Abdominal wall infection
- Skin incision is made in the longitudinal direction along the muscle-fascial layers of the inner abdominal wall until healthy tissue is found.
- Serial dressing changes until the wound is free of ongoing or recurrent infection.
- In the case of progression of infection, aggressive surgical debridement should be repeated.
Extension of infection into the bowel:
- In cases of extension of infection into the bowel, an exploratory laparotomy is required.
- Radical surgical debridement at the site of infection and retroperitoneal site is performed followed by partial bowel excision depending on the part of the bowel involved.
- A diverting colostomy with multiple drainages's of infected abdominal fluid collections is required.
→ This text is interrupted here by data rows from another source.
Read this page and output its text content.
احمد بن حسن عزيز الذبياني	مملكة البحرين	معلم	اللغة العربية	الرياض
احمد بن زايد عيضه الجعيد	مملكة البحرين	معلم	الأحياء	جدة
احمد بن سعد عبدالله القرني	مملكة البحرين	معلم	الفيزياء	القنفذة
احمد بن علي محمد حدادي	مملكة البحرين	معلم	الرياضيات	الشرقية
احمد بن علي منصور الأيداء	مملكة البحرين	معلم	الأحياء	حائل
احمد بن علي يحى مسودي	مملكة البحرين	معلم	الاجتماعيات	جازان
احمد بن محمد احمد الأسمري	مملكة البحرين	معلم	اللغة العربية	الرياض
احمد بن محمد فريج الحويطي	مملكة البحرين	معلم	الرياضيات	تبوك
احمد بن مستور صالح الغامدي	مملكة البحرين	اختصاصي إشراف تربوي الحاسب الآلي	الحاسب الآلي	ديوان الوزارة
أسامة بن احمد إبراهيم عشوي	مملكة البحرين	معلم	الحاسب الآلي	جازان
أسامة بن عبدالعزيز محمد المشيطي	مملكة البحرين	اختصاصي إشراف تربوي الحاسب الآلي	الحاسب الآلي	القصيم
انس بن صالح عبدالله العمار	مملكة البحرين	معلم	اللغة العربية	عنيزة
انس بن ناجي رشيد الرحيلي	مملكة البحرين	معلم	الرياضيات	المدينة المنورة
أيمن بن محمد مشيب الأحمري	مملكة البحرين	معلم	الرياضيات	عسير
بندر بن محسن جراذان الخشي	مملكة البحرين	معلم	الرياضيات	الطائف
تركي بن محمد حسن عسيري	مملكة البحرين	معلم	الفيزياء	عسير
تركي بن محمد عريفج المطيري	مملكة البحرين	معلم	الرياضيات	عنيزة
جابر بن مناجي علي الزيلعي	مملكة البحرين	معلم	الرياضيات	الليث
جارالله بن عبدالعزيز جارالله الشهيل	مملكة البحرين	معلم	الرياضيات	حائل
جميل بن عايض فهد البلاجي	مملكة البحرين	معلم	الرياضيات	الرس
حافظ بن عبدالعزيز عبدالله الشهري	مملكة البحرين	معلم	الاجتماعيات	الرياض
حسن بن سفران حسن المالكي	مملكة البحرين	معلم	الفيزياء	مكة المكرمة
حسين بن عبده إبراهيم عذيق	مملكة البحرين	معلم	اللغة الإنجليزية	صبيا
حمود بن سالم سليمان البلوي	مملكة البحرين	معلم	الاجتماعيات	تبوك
- Hartmann’s resection is the procedure of choice in patients with perforated colon with peritonitis and in elderly patients with multiple co-morbidities.
Breast and axilla
- As the axillary region is rich in blood and lymphatic supply, this enables the infection to spread rapidly to distant sites. Hence the delay in surgical debridement proves to be lethal.
- Care must be taken to avoid contractures.
Vacuum-assisted closure device
- Vacuum assisted closure device is used for faster and effective wound closure.
- Helps wound healing by absorbing excess exudates, reducing localized edema, and finally drawing wound edges together.